The Tomb Paintings of Kızıbel: Man or Myth

Sara K. Chumbley

In 1998, when M.J. Mellink published the paintings discovered in the Kızıbel Tomb she identified some very interesting mythological representations.  These paintings include a scene of Troilus being stalked by the hero Achilles, as well as a scene of the beheading of Medusa together with her offspring Chrysaor and Pegasus.  Mellink is unwilling to subject any of the remaining paintings within the tomb to an interpretation with mythological or funerary implications.  She maintains that all the paintings, except those with Troilus and Achilles and Medusa and her offspring, are representations of the life of the deceased person. 
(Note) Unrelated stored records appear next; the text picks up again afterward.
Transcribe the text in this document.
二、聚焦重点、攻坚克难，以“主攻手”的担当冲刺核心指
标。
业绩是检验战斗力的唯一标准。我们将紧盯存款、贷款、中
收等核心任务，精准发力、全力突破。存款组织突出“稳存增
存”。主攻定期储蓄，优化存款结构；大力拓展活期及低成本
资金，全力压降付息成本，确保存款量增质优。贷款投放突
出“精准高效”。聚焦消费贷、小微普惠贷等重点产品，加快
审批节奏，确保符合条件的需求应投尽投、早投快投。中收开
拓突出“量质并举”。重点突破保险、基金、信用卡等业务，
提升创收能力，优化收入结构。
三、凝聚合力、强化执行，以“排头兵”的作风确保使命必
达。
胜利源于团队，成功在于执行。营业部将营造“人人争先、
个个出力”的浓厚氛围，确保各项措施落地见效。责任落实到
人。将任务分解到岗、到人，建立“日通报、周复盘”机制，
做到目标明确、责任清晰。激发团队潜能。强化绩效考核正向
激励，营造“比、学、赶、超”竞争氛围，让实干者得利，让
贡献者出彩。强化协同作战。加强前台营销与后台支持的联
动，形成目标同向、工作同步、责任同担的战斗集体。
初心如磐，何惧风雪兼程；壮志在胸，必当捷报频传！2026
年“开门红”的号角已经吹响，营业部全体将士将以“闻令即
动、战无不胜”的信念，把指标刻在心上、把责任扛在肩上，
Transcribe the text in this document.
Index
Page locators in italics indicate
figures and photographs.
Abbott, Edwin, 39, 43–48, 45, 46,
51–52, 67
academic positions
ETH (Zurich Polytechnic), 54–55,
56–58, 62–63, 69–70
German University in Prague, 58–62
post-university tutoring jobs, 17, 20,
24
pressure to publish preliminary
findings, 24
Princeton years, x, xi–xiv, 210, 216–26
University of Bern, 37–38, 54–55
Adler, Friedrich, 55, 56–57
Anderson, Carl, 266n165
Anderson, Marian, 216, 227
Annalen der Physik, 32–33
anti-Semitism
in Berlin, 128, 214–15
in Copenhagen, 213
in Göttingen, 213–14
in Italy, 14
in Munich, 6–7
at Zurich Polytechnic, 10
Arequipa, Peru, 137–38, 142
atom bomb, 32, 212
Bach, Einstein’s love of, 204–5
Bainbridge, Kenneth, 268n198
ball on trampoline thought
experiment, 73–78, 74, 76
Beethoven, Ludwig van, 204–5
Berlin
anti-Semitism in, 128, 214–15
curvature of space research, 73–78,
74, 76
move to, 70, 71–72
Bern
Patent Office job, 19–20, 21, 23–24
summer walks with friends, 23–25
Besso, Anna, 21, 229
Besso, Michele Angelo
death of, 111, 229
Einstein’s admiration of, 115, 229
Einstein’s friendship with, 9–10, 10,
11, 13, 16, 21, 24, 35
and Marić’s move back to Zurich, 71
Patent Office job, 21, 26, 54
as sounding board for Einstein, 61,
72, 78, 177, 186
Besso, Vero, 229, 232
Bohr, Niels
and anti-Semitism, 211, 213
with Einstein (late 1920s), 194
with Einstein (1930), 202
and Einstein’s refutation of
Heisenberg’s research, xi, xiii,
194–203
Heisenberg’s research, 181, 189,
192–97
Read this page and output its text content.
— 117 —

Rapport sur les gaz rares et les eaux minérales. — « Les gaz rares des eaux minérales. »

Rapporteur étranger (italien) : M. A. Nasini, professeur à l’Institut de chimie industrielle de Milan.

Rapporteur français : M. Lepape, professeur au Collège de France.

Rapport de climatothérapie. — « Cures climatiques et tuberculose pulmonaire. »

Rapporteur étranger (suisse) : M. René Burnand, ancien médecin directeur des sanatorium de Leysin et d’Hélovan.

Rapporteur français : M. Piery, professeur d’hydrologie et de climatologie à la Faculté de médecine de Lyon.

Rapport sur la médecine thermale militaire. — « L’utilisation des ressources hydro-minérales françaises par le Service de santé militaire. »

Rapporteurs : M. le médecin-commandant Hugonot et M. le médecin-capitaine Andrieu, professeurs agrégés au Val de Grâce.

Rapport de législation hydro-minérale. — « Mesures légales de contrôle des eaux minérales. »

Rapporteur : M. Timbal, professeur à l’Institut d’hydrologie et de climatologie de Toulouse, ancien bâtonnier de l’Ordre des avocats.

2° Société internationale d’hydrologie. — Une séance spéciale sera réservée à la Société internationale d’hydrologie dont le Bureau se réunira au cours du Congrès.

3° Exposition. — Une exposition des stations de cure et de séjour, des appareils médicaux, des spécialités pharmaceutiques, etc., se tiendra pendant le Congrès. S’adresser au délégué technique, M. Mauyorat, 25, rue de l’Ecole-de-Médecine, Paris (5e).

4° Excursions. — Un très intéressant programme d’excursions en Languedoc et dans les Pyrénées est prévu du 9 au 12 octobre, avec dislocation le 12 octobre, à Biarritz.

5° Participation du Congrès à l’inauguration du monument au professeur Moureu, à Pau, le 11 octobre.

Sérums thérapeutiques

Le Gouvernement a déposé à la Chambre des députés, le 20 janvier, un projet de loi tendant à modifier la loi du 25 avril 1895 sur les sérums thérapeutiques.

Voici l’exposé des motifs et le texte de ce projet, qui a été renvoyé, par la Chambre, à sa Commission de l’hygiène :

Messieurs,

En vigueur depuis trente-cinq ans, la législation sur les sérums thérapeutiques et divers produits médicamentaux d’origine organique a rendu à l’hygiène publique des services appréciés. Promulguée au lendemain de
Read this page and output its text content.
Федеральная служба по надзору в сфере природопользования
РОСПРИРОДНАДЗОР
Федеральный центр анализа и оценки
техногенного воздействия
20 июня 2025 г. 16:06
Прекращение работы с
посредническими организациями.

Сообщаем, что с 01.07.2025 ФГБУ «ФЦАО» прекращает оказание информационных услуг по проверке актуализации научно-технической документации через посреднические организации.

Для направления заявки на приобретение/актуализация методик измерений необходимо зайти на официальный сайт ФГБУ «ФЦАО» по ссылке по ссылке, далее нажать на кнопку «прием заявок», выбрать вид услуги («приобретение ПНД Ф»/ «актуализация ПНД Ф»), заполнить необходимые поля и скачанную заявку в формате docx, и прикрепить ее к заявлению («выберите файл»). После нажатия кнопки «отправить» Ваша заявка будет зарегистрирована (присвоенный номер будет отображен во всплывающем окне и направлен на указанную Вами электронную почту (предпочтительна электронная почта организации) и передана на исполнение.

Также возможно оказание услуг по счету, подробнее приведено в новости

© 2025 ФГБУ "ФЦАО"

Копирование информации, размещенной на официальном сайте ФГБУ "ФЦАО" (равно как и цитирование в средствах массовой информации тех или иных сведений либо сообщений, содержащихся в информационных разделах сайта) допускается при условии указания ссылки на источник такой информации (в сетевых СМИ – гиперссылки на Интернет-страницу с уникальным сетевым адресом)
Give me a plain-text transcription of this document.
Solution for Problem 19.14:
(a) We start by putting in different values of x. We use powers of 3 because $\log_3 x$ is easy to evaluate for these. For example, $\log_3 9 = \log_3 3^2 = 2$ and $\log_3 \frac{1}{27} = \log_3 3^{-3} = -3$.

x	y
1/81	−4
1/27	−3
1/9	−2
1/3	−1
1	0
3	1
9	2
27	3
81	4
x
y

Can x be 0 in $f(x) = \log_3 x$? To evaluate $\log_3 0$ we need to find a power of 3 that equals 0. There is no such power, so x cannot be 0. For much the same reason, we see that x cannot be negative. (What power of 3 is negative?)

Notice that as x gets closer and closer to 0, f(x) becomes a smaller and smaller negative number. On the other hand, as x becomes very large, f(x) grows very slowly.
In this paper I would like to suggest a new interpretation that focuses on the mythological and funerary interpretations of these paintings.  I propose that on the West Wall of the tomb there is another scene with Achilles, in which the hero is shown departing from Lycomedes on Skyros, with Athena and his mother Thetis looking on.  I believe that the top register of this wall shows another scene related to Achilles, the execution of the Trojan Prisoners.  On the North Wall it seems to me that all the scenes are related to the underworld.  There is in the bottom register a journey to the Isle of the Blest, in the second register the deceased and demons with Persephone and in the central register, the deceased with the king of the underworld Hades.  The Hunting, Boxing, Banqueting and other such scenes within the tomb also have a funerary significance.  These suggestions will be supported with evidence from funerary art from around the Mediterranean.